A 24-17 victory last season in Oxford, Miss., was Vanderbilt’s second straight in the series. It followed a 31-17 triumph a year earlier in Ole Miss’ last visit to Nashville.
Thus the Rebels are the first SEC team in more than a decade that is faced with trying to reverse a trend against the Commodores, when the teams play 6 p.m. Saturday at Vanderbilt Stadium (ESPNU-Comcast Ch. 272).
“It does help,” Commodores defensive tackle Greg Billinger said of the recent success. “You look back on the film from last year and we’re going to bring that same intensity that we did to their stadium. We just have to maintain it this year.”
The Commodores have not won three in a row against a conference rival since they took five consecutively from Kentucky beginning in 1991.
Yet this is the first of two opportunities this season to stretch a streak to three. Vanderbilt also has won its last two against South Carolina, which it will face Oct. 24 in Columbia, S.C.
The current run against the Rebels was built on turnovers.
Last season Vanderbilt had six takeaways — four interceptions and two fumble recoveries. One of the interceptions was returned 79 yards for a touchdown by safety Ryan Hamilton, who will miss this game with an injury.
“We went down there and — call it an upset or whatever — but we went down there, played hard and came up with a victory,” safety Sean Richardson said. “I know they’re going to come in here and try to get revenge. Plus, them coming off a loss, they’re going to try to redeem themselves. I know they’re going to play hard.”

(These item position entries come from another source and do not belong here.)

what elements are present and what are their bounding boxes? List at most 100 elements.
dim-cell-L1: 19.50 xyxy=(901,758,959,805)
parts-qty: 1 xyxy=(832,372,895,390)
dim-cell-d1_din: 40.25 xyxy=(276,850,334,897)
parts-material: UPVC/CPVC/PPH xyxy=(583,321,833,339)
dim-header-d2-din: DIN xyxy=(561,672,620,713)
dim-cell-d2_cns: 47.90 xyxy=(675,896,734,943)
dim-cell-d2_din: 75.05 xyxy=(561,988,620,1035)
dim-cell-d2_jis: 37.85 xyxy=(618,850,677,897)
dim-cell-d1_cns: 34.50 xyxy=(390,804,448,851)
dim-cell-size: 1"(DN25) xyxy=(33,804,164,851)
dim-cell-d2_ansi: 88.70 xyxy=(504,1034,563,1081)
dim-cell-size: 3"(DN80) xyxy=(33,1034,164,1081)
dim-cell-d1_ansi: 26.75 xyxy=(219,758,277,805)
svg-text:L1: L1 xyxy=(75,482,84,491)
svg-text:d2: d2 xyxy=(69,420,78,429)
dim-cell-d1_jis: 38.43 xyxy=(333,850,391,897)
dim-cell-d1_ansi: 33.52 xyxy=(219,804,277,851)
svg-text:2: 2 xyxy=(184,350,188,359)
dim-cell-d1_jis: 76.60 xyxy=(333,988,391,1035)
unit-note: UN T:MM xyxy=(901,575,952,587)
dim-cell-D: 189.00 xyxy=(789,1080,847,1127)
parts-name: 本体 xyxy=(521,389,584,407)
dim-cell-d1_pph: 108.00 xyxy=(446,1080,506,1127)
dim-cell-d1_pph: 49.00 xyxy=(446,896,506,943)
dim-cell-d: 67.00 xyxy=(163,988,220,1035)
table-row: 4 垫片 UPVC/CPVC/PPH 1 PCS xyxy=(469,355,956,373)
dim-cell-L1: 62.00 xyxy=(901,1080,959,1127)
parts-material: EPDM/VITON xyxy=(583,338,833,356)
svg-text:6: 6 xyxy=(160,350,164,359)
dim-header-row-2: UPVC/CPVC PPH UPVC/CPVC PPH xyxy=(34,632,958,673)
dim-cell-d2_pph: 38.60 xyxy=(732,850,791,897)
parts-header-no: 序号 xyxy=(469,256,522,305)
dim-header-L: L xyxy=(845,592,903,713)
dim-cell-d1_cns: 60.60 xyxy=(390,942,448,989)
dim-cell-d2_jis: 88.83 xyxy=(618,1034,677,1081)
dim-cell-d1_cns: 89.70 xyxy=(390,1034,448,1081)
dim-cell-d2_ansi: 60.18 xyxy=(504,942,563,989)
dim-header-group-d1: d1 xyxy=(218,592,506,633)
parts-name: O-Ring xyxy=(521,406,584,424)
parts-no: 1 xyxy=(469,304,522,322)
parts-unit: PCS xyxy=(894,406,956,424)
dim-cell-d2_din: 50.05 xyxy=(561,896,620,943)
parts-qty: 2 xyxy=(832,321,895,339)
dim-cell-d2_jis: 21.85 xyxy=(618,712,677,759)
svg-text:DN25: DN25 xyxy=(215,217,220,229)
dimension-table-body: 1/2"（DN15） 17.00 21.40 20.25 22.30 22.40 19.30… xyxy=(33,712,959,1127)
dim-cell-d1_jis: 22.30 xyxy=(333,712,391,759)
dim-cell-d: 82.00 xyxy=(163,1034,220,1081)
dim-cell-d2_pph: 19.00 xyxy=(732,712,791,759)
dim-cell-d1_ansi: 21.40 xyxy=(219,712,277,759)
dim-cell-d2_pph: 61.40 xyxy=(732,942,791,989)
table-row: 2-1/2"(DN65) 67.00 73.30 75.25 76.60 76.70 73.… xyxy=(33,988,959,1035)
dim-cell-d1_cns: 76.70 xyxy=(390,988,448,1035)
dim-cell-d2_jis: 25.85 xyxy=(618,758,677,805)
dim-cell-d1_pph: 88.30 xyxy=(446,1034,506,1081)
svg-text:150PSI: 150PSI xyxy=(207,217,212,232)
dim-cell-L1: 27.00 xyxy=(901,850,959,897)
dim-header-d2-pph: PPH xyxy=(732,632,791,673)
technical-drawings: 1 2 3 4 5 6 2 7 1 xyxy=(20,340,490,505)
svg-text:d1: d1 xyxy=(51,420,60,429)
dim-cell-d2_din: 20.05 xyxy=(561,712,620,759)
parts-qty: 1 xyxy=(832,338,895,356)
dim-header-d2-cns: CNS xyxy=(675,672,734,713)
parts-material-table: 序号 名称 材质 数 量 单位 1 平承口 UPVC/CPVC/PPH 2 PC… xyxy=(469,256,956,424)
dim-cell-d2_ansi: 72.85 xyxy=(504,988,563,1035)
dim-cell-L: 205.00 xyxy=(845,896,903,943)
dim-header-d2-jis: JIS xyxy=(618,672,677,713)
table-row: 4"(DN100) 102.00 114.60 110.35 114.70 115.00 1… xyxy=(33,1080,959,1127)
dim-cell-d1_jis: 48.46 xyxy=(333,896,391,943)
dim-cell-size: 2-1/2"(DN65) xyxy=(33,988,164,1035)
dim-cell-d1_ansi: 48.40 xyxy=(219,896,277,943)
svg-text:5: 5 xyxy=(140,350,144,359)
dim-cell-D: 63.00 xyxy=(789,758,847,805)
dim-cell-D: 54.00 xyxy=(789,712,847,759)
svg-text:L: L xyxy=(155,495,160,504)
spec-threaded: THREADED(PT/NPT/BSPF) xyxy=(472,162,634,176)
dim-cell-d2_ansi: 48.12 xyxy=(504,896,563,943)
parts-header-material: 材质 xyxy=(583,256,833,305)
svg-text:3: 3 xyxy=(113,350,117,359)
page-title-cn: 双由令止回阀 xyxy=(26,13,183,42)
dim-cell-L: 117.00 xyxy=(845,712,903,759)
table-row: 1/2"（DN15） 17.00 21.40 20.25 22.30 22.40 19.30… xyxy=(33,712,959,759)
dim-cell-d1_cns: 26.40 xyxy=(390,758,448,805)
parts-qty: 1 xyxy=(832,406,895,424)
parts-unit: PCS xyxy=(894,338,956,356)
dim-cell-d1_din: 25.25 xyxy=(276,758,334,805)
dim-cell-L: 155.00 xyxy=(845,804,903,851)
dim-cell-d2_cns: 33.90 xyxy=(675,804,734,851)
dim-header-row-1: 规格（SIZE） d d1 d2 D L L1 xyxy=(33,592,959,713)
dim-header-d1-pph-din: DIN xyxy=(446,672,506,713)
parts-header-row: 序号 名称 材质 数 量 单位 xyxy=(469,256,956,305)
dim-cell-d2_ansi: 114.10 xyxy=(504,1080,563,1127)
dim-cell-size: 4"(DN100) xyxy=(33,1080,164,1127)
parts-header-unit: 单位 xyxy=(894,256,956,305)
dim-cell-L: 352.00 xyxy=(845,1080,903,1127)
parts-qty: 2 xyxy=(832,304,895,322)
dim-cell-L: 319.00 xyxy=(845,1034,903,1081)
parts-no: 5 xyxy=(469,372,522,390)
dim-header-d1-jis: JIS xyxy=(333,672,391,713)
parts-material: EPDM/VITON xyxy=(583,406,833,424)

One difference that Commodores’ coach Bobby Johnson already sees in Ole Miss is in the play of quarterback Jevan Snead.
It was Snead who threw all four interceptions — and completed just 12 of 25 passes — last season, his first as a starter after having transferred from the University of Texas. In three games this season, Snead has thrown just two interceptions and has six touchdown passes.
“(Last year) it was his third or fourth game starting,” Johnson said. “He didn’t have a lot of experience. We usually throw a lot at quarterbacks. One interception was a desperation throw at the end of the game. Another, he was rushed and in the grasp of somebody. So they all weren’t his fault.”
Second-year Rebels’ coach Houston Nutt hopes to craft a reversal of fortune for his team but has to do so in spite of some things he knows will not change.
“They are always sound,” Nutt said of the Commodores. “… I’ve been going against Bobby Johnson for a long time and you know that you are going to have a hard-fought ballgame. The number one thing they do is they play extremely hard.”